Benediction
“See everything.”
Benediction comes from the Latin words meaning something like "good word.” A benediction is a blessing, an invitation to go forward in a new light, a hopeful wish for the journey ahead. In a lot of circles, this blessing is the boon a fairy or a god or God or the universe or saint or community or wizard or shaman might grant us in our story ahead. The genie says they’ll grant us three wishes. Three benedictions. You get it. Benedictions in these understandings are about how the road might rise up to meet us, or how the moral arc of the universe might bend toward justice — in other words, they’re about how reality might conform to our desires.
I want to suggest something different.
We might think of benedictions as not changing reality out there, but rather as lenses that change how we view that reality, how we understand and process it. How we see. Benedictions are the pair of eyeglasses that alter how we see the world for the better.

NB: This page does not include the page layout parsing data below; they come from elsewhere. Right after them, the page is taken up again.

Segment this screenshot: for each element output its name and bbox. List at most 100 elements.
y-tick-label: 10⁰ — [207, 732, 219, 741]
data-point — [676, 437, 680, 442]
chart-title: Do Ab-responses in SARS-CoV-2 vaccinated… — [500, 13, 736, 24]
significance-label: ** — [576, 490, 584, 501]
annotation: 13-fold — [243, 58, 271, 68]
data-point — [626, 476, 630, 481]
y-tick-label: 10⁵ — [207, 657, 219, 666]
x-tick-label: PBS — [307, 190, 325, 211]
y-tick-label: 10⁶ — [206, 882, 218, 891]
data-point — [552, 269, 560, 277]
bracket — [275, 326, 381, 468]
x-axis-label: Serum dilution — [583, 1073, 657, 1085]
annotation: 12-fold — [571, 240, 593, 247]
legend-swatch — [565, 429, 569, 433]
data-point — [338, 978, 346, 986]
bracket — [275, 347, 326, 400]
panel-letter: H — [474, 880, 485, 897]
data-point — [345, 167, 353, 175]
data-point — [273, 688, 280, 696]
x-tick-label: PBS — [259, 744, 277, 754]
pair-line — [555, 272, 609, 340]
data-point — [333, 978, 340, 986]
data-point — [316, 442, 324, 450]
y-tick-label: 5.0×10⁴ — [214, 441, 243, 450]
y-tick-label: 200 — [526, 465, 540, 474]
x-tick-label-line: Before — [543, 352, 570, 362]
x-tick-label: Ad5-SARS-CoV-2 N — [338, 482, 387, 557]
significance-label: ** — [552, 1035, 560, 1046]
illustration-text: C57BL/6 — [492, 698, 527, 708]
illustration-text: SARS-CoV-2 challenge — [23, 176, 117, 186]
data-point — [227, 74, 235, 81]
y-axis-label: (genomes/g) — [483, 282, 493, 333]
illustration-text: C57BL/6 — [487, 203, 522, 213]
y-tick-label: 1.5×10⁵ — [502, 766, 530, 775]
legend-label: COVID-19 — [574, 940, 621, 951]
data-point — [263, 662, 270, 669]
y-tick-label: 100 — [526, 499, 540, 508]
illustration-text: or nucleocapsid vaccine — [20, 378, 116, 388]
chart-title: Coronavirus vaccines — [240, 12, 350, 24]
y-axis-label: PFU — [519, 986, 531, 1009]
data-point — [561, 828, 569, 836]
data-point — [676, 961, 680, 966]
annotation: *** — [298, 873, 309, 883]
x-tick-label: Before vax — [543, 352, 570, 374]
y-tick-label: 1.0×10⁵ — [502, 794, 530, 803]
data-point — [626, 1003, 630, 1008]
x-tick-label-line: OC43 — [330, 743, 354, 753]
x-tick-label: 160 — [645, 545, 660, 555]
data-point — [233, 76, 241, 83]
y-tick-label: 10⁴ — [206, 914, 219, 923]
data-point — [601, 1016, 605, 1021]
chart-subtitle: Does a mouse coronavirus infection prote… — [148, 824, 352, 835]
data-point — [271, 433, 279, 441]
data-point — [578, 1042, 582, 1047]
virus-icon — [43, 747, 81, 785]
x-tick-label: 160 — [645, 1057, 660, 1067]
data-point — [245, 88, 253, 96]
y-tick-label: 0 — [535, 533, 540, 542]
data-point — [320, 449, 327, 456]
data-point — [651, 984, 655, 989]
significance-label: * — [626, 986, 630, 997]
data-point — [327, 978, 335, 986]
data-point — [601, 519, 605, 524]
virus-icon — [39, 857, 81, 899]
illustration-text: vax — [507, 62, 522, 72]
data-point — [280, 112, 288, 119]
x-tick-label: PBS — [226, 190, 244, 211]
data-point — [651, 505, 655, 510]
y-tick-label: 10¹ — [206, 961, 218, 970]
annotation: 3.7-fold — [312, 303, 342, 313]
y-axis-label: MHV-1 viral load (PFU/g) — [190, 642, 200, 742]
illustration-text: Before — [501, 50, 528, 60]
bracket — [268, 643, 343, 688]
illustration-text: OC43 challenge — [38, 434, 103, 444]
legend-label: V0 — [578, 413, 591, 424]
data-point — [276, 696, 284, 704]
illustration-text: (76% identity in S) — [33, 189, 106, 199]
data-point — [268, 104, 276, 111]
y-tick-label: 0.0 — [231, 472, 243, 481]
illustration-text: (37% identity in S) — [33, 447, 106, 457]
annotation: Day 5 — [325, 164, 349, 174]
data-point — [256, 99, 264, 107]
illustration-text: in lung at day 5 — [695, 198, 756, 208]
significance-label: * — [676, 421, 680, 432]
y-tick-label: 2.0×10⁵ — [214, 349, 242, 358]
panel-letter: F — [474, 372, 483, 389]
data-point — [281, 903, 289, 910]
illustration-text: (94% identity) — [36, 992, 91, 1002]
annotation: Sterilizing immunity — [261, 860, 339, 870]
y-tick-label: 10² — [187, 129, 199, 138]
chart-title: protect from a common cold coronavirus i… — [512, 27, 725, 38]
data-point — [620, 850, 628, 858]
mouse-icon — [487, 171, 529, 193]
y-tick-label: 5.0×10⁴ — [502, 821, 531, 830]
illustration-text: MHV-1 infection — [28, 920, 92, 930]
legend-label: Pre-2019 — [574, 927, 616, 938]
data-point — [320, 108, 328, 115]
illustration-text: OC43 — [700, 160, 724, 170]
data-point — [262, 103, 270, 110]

The road may well rise up to meet us if we’re walking uphill, but in the pathways that lead to valleys, in the wastelands, we are the ones who must rise to meet the road. A good word changes our reality because it shifts how we perceive it — and therefore how we respond to whatever’s before us.
This is more than just a quaint charm. When we take on the blessing, we become the blessers. That’s how the world changes. How we become the fairies and saints. How we take on our identity as the Body.
Take a listen to what I mean in Arcadian Wild’s luscious song, “A Benediction.”
What is our good word? How can we fully inhabit it? How might we make it our breath?